Updated: Nov 22, 2019

Something that no one told me about the transition from dating to marriage is that when you go from girlfriend to wife, there's this idea that you wake up the morning after your wedding as some sort of transformed super woman who can cook, clean, probably sew, possibly even use a crockpot. Someone even sent us a spiralizer after our wedding. If I knew what that was, I would not be writing this post. The only time I grace the kitchen with my presence is to visit the Nespresso. Dan does the cooking in our house. Anyways, baking things Pillsbury probably makes better is a holiday tradition in my family, as it is for most families, so I wanted to share some tips for anyone else out there looking to participate in a family tradition with minimal effort and absolutely no relevant skill set.

The very important "dont's" of cookie day:

1. Do NOT volunteer to host. You may think this is an easy way to involve yourself in the festivities, but you will quickly learn that there is much more to baking than plugging in the dusty KitchenAid. When I heard my mom ask my aunt where she could pulse her walnuts, I realized that I will never own the necessary gadgets to support the baking ambitions of a group of women who have been waiting all year for this opportunity to show off their new Wilton cookie press. So much more ergonomic that the Cuisinart.

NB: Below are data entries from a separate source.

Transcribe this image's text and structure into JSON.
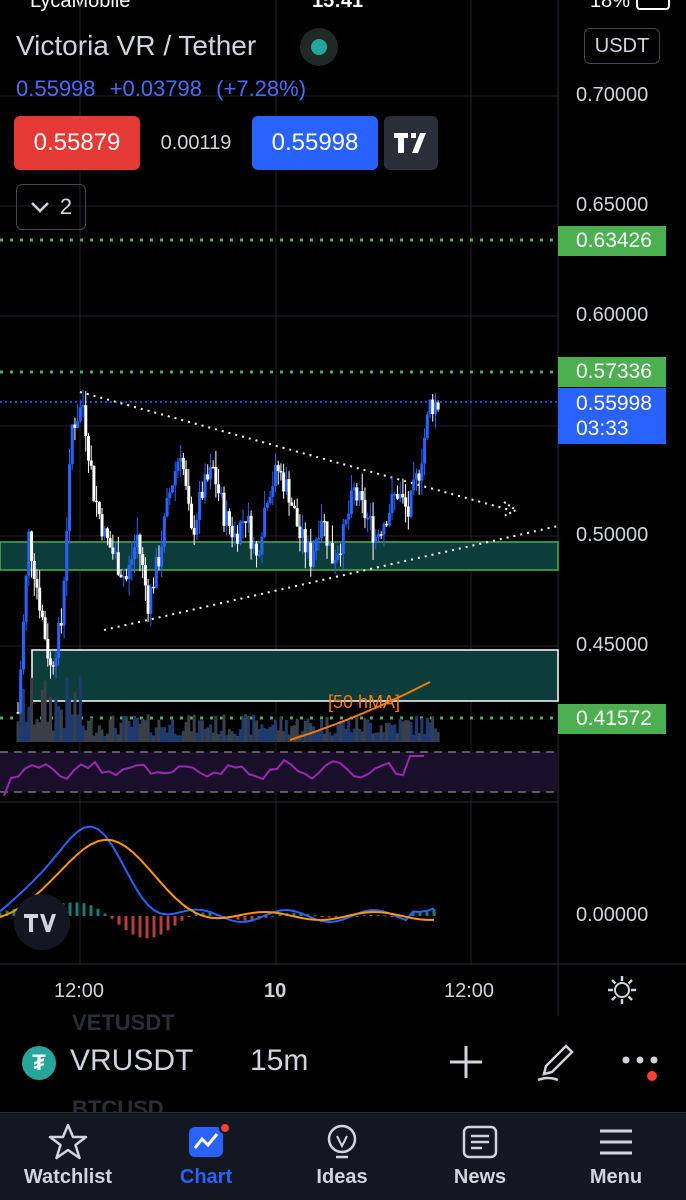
{
  "status_bar": {
    "carrier": "LycaMobile",
    "time": "15:41",
    "battery": "18%"
  },
  "header": {
    "title": "Victoria VR / Tether",
    "last_price": "0.55998",
    "change": "+0.03798",
    "change_pct": "(+7.28%)",
    "currency": "USDT",
    "sell_price": "0.55879",
    "spread": "0.00119",
    "buy_price": "0.55998",
    "indicator_toggle": "2"
  },
  "price_scale": [
    "0.70000",
    "0.65000",
    "0.60000",
    "0.50000",
    "0.45000",
    "0.00000"
  ],
  "price_tags": {
    "level_high": "0.63426",
    "level_mid": "0.57336",
    "current_price": "0.55998",
    "countdown": "03:33",
    "level_low": "0.41572"
  },
  "ma_label": "[50 hMA]",
  "time_axis": [
    "12:00",
    "10",
    "12:00"
  ],
  "colors": {
    "up": "#2962ff",
    "down": "#ffffff",
    "green_level": "#4caf50",
    "zone_fill": "#0d3d3b",
    "rsi": "#9c27b0",
    "macd": "#2962ff",
    "signal": "#ff9800",
    "background": "#000000"
  },
  "background_list": [
    "VETUSDT",
    "BTCUSD"
  ],
  "symbol_bar": {
    "symbol": "VRUSDT",
    "interval": "15m"
  },
  "tabs": [
    {
      "label": "Watchlist",
      "icon": "star-icon"
    },
    {
      "label": "Chart",
      "icon": "chart-icon",
      "active": true
    },
    {
      "label": "Ideas",
      "icon": "bulb-icon"
    },
    {
      "label": "News",
      "icon": "news-icon"
    },
    {
      "label": "Menu",
      "icon": "menu-icon"
    }
  ],
  "chart_data": {
    "type": "candlestick",
    "symbol": "VRUSDT",
    "interval": "15m",
    "y_ticks": [
      0.7,
      0.65,
      0.6,
      0.5,
      0.45
    ],
    "ylim": [
      0.405,
      0.725
    ],
    "x_ticks": [
      "12:00",
      "10",
      "12:00"
    ],
    "close_path": [
      0.42,
      0.5,
      0.47,
      0.44,
      0.46,
      0.55,
      0.56,
      0.52,
      0.5,
      0.49,
      0.48,
      0.5,
      0.47,
      0.49,
      0.52,
      0.54,
      0.5,
      0.52,
      0.53,
      0.51,
      0.5,
      0.51,
      0.49,
      0.52,
      0.53,
      0.52,
      0.5,
      0.49,
      0.51,
      0.49,
      0.5,
      0.52,
      0.51,
      0.5,
      0.51,
      0.52,
      0.51,
      0.53,
      0.56
    ],
    "horizontal_levels": [
      0.63426,
      0.57336,
      0.41572
    ],
    "current_price": 0.55998,
    "support_zones": [
      [
        0.485,
        0.497
      ],
      [
        0.42,
        0.444
      ]
    ],
    "indicators": [
      "[50 hMA]",
      "RSI",
      "MACD"
    ],
    "macd_axis": "0.00000"
  }
}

2. Do NOT volunteer to go to the store. Again, this may sound like an easy way to make yourself useful without having to actually touch a baked good, but unless you know where your local Kroger keeps the matcha powder and the kirsch, this is another step that is best left to the pros. You don't want to be the sucker getting dirty looks when Aunt Karen has to hand blanch the almonds because you bought raw.

3. Do NOT man the mixer, unless you have a different definition for nappe than I do. You'll have the chalky consistency of grandpa's favorite meringue on your conscience for the next 365 days if you're lucky and otherwise for all of eternity if he kicks the bucket before next Christmas.

4. Don't do the sifting. It does look simple but you will get a hand cramp and it won't go away and then you'll just cheat and dump the sugar and pretend it's been sifted but Karen will know exactly who is responsible for the lumps in her cocoa balls and you may never see your little cousins again.

I could go on with the things you are likely to screw up (not even going to start on the rolling pin) but you get the gist. Don't touch anything.

Fortunately for me, my family knows what they can expect me to bring to the table (literally) when it comes to any tradition that involves time in the kitchen. I play DJ and cocktail waitress. I keep the Mariah Carey tracks coming and ensure that no one's wine glass ever dips below half full. Turns out, people like the person with the alcohol even better than they like the person who didn't burn the caramel. So, you can still win at cookie day even if you're more Barefoot Moscato than Barefoot Contessa.

I hope you're enjoying all of your favorite traditions this December and spending lots of time with your people who love you exactly as you are, even enough to let you lick the spoon.